Essentially, DB performs data transfers based on the database page size. That is, it moves data to and from disk a page at a time. For this reason, if the page size does not match the I/O block size, then the operating system can introduce inefficiencies in how it responds to DB's I/O requests.
For example, suppose your page size is smaller than your operating system block size. In this case, when DB writes a page to disk it is writing just a portion of a logical filesystem page. Any time any application writes just a portion of a logical filesystem page, the operating system brings in the real filesystem page, over writes the portion of the page not written by the application, then writes the filesystem page back to disk.

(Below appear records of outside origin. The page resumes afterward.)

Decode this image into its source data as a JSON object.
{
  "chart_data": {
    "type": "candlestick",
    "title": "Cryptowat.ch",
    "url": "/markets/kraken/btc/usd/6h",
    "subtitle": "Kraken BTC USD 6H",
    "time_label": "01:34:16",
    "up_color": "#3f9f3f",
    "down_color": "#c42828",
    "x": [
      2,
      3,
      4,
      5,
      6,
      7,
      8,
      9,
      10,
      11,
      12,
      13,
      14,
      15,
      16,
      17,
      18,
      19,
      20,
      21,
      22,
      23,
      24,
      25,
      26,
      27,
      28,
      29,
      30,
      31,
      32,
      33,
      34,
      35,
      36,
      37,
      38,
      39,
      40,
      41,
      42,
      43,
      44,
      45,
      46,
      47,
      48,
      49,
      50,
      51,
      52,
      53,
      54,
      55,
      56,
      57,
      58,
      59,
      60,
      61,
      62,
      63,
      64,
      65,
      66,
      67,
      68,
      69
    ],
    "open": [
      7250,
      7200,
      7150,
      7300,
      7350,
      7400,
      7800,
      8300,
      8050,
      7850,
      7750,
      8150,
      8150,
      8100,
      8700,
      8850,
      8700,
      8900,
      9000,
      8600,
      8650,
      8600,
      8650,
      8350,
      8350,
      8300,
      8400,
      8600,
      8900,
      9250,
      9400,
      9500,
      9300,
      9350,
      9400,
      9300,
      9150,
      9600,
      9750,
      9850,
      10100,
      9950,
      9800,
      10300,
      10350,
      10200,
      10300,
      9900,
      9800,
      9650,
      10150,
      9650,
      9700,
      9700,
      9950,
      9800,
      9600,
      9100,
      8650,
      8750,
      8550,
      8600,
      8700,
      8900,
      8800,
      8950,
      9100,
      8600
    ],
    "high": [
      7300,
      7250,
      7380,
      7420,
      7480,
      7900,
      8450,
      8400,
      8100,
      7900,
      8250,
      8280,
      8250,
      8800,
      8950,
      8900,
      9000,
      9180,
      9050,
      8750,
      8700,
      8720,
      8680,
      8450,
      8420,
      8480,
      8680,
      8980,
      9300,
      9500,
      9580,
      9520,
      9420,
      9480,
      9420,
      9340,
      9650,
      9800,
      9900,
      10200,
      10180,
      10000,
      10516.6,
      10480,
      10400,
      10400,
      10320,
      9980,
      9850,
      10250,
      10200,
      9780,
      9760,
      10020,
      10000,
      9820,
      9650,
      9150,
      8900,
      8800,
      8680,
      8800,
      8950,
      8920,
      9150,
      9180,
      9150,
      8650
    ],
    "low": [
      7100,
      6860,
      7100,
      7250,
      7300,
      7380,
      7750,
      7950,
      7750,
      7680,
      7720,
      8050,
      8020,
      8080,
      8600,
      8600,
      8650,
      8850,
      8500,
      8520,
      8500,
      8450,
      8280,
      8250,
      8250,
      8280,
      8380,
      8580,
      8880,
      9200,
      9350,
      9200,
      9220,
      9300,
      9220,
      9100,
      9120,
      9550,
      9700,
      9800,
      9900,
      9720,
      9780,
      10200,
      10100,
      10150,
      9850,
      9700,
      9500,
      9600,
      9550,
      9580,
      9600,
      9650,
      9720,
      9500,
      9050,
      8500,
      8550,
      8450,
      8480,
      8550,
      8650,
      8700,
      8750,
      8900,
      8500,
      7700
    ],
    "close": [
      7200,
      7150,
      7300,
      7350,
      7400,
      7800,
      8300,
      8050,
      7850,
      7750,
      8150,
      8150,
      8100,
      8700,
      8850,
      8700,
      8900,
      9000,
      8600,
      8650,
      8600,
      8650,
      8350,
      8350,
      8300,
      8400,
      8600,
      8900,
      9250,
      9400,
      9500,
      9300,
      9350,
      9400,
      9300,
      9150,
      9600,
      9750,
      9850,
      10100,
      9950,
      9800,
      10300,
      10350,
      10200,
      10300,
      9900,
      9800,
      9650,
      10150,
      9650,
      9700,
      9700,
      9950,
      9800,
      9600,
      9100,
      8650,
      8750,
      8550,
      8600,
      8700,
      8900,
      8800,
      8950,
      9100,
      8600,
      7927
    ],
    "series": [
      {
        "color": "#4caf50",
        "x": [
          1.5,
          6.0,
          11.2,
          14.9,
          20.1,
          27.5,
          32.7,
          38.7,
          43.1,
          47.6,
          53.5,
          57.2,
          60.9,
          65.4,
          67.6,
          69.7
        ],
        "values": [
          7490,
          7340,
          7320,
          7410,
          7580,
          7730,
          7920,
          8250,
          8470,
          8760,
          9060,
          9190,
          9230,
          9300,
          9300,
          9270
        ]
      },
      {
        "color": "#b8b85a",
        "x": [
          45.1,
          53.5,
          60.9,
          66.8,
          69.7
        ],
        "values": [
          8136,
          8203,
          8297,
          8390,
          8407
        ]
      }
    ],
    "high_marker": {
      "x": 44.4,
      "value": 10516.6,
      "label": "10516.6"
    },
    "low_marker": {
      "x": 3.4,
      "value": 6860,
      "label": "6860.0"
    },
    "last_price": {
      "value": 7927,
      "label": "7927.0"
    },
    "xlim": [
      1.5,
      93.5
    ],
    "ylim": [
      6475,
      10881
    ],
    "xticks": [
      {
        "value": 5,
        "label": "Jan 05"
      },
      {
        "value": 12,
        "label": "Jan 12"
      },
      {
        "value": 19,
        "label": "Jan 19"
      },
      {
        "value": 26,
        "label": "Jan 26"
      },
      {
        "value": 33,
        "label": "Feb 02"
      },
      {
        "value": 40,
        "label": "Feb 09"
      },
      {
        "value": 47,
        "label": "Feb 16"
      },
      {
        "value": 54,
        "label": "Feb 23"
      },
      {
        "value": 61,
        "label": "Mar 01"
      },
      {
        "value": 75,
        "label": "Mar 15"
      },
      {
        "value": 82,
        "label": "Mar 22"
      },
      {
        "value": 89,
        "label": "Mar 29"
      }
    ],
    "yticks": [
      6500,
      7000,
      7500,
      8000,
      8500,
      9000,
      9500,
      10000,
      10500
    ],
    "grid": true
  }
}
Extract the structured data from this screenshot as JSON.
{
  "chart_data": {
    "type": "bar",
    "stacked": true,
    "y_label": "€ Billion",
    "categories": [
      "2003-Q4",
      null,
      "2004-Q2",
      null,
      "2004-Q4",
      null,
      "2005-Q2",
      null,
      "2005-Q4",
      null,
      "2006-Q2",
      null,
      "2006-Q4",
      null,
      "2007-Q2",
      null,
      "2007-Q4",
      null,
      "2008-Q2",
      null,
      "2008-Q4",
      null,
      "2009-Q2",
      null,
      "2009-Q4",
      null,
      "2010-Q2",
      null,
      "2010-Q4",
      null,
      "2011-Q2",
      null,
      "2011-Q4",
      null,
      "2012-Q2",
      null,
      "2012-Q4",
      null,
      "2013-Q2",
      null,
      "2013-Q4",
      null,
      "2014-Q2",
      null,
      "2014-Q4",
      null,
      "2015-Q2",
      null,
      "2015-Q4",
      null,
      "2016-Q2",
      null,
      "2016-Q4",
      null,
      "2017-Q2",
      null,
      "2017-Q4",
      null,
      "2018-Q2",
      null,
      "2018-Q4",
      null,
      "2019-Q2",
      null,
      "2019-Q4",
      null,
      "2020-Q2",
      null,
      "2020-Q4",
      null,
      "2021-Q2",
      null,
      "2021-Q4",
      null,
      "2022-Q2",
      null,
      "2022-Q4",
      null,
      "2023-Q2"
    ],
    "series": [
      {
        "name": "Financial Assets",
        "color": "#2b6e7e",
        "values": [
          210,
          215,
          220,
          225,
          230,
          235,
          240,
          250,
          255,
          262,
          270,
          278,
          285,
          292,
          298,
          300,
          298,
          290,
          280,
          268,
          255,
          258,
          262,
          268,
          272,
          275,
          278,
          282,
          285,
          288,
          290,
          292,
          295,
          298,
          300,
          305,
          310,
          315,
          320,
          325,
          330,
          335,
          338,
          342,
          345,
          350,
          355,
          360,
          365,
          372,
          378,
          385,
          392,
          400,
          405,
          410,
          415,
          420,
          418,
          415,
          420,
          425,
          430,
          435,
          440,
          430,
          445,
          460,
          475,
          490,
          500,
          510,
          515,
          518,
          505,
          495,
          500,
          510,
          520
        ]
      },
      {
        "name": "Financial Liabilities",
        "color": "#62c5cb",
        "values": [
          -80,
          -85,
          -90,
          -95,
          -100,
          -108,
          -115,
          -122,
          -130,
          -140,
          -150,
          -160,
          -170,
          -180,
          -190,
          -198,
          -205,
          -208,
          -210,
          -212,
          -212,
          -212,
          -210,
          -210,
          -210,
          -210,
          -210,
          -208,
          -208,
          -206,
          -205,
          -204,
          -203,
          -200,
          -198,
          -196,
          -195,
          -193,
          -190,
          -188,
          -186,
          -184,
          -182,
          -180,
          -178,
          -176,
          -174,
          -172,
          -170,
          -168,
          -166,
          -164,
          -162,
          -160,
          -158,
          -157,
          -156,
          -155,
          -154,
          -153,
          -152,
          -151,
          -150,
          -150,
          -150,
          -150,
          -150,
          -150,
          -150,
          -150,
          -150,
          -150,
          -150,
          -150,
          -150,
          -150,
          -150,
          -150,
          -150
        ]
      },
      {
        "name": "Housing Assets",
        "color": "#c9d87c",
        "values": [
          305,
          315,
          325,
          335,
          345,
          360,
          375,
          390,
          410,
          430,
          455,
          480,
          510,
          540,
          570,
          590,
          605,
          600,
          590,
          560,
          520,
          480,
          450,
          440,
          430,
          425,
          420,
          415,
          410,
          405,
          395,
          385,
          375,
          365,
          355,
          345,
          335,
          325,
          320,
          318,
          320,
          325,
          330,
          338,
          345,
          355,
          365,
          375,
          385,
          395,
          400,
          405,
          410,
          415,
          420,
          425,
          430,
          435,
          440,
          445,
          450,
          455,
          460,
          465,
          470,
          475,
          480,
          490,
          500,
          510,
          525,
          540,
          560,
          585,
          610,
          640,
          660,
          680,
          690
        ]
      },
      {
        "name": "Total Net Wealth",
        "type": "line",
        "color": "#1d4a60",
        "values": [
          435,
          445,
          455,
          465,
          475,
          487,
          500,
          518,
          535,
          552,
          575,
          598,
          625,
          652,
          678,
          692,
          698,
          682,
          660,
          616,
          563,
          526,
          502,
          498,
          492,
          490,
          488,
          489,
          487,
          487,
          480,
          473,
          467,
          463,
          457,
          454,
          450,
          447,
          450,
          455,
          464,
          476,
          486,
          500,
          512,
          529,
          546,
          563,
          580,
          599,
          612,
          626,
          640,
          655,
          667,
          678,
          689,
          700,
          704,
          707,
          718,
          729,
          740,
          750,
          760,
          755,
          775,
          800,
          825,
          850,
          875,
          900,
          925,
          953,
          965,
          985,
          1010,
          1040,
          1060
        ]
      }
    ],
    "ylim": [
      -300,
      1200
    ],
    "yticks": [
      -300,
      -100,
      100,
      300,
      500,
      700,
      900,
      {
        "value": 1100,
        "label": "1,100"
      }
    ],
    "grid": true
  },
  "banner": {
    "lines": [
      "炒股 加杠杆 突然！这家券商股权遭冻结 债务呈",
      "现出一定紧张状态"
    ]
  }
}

The net result is significantly more disk I/O than if the application had simply selected a page size that was equal to the underlying filesystem block size.
Alternatively, if you select a page size that is larger than the underlying filesystem block size, then the operating system may have to read more data than is necessary to fulfill a read request. Further, on some operating systems, requesting a single database page may result in the operating system reading enough filesystem blocks to satisfy the operating system's criteria for read-ahead. In this case, the operating system will be reading significantly more data from disk than is actually required to fulfill DB's read request.
While transactions are not discussed in this manual, a page size other than your filesystem's block size can affect transactional guarantees. The reason why is that page sizes larger than the filesystem's block size causes DB to write pages in block size increments. As a result, it is possible for a partial page to be written as the result of a transactional commit. For more information, see http://docs.oracle.com/cd/E17076_05/html/programmer_reference/transapp_reclimit.html.
Page sizing can be confusing at first, so here are some general guidelines that you can use to select your page size.
In general, and given no other considerations, a page size that is equal to your filesystem block size is the ideal situation.
If your data is designed such that 4 database entries cannot fit on a single page (assuming BTree), then grow your page size to accommodate your data. Once you've abandoned matching your filesystem's block size, the general rule is that larger page sizes are better.
The exception to this rule is if you have a great deal of concurrency occurring in your application. In this case, the closer you can match your page size to the ideal size needed for your application's data, the better. Doing so will allow you to avoid unnecessary contention for page locks.